Originally Posted by

**Bingk** I think this might help.

Your vector e = [1,1] can be written as i + j. A generalization is if your vector e = [a,b] then it can be written as ai + bj.

Your vector e is written as if it was in 2D. But, you can write this as if it was in 3D (or more).

So, in 3D, your e would be [1,1,0] or i + j + 0k. In general, if your e = [a,b] then it would be [a,b,0] in 3D or ai +bj +0k.

Now, as mentioned before, i,j, and k are unit vectors pointing in the positive x-,y-, and z-axis respectively. This means that your i,j, and k already satisfy the right-hand rule. For emphasis, i,j, and k are vectors, meaning that i = [1,0,0], j = [0,1,0], and k = [0,0,1]. I emphasize this because this basically answers your question, e x k is actually e x [0,0,1] (in this case [1,1,0] x [0,0,1]), and this also shows that the i,j, and k were chosen.
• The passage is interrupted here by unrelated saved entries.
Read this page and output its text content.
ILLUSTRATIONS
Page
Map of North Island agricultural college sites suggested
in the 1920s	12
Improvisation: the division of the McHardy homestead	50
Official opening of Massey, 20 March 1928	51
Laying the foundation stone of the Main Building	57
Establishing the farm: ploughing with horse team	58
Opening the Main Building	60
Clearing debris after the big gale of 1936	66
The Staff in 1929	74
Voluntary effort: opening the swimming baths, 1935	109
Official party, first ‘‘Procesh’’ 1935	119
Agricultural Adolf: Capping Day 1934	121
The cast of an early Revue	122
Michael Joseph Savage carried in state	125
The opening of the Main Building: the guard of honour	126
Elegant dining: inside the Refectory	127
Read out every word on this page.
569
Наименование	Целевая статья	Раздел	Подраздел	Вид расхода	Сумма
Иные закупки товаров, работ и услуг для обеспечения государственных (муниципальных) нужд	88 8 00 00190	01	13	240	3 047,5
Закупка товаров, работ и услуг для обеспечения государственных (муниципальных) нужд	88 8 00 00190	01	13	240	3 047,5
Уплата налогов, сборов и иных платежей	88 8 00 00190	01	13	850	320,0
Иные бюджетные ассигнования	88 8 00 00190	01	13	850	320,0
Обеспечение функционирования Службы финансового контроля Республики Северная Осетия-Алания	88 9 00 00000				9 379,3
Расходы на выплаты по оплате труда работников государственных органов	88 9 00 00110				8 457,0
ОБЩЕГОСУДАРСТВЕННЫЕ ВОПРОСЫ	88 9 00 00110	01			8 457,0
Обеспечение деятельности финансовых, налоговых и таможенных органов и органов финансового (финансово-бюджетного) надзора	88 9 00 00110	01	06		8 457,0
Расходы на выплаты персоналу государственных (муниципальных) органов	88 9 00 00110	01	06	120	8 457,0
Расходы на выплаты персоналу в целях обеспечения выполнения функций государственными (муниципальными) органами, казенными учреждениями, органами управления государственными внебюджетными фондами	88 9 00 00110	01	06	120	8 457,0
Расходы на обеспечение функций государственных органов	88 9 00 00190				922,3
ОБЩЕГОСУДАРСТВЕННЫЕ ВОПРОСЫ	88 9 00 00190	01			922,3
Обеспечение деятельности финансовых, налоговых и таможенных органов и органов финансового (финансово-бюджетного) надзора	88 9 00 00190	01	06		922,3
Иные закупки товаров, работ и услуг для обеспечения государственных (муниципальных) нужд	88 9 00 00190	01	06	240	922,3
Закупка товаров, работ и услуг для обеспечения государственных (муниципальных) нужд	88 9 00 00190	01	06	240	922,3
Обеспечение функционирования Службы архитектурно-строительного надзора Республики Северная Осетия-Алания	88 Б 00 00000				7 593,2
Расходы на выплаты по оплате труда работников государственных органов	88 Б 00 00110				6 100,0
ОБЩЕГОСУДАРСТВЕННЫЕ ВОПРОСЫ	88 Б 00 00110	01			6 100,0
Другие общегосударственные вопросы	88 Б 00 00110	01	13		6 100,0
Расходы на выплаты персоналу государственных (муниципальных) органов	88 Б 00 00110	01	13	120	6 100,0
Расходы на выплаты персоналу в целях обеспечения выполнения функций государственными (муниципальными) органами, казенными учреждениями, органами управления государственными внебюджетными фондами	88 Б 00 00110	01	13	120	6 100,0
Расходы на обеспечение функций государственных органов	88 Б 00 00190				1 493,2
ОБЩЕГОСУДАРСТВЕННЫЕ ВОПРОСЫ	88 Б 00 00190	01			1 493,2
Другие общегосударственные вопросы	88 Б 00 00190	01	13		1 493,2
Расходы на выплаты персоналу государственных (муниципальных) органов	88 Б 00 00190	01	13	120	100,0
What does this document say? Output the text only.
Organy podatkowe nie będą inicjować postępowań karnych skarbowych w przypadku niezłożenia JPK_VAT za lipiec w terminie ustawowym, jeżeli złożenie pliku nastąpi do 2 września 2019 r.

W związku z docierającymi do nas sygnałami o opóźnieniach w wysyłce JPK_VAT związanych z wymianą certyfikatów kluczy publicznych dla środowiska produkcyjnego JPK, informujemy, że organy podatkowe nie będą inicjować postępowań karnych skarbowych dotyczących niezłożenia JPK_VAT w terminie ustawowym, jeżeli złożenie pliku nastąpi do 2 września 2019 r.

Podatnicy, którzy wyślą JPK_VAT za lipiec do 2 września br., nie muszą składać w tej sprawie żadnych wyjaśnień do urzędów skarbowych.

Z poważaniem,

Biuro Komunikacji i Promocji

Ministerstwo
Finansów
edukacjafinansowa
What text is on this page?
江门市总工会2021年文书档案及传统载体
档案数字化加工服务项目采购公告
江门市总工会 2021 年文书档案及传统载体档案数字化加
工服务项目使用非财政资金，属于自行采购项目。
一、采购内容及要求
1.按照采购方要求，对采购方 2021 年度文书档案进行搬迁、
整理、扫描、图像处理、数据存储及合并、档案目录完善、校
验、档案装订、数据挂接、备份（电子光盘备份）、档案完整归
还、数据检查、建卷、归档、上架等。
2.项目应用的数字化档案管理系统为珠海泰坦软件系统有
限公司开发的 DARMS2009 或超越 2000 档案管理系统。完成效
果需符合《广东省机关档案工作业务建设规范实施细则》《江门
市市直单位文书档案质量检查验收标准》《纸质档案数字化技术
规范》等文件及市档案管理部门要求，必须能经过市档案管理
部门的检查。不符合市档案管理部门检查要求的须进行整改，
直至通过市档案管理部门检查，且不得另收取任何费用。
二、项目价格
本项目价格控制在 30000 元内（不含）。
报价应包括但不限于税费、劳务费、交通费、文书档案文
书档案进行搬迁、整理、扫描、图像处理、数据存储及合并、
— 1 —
If you go to more advanced math, you can actually define your own i,j, and k (which will most likely roughly satisfy the right hand rule). Sometimes the i,j,k are referred to as the components of your vector.

So, your top row is basically your components (which has to be listed in the order i,j,k, otherwise you mess around with the orientation).

Since you are doing exk, your second row is the components of e (listed in the i,j,k order), and your third row is the components of k (again, listed in i,j,k order).

If you were told to do kxe, then your second row would be the components of k, and the third row would be the components of e, and this would be the same as ex(-k) (i.e. e x [0,0,-1])

A general example:

If s = [a,b,c] and t = [d,e,f] then

s x t =

i j k

a b c

d e f

and t x s =

i j k

d e f

a b c

That's how you would set up the determinant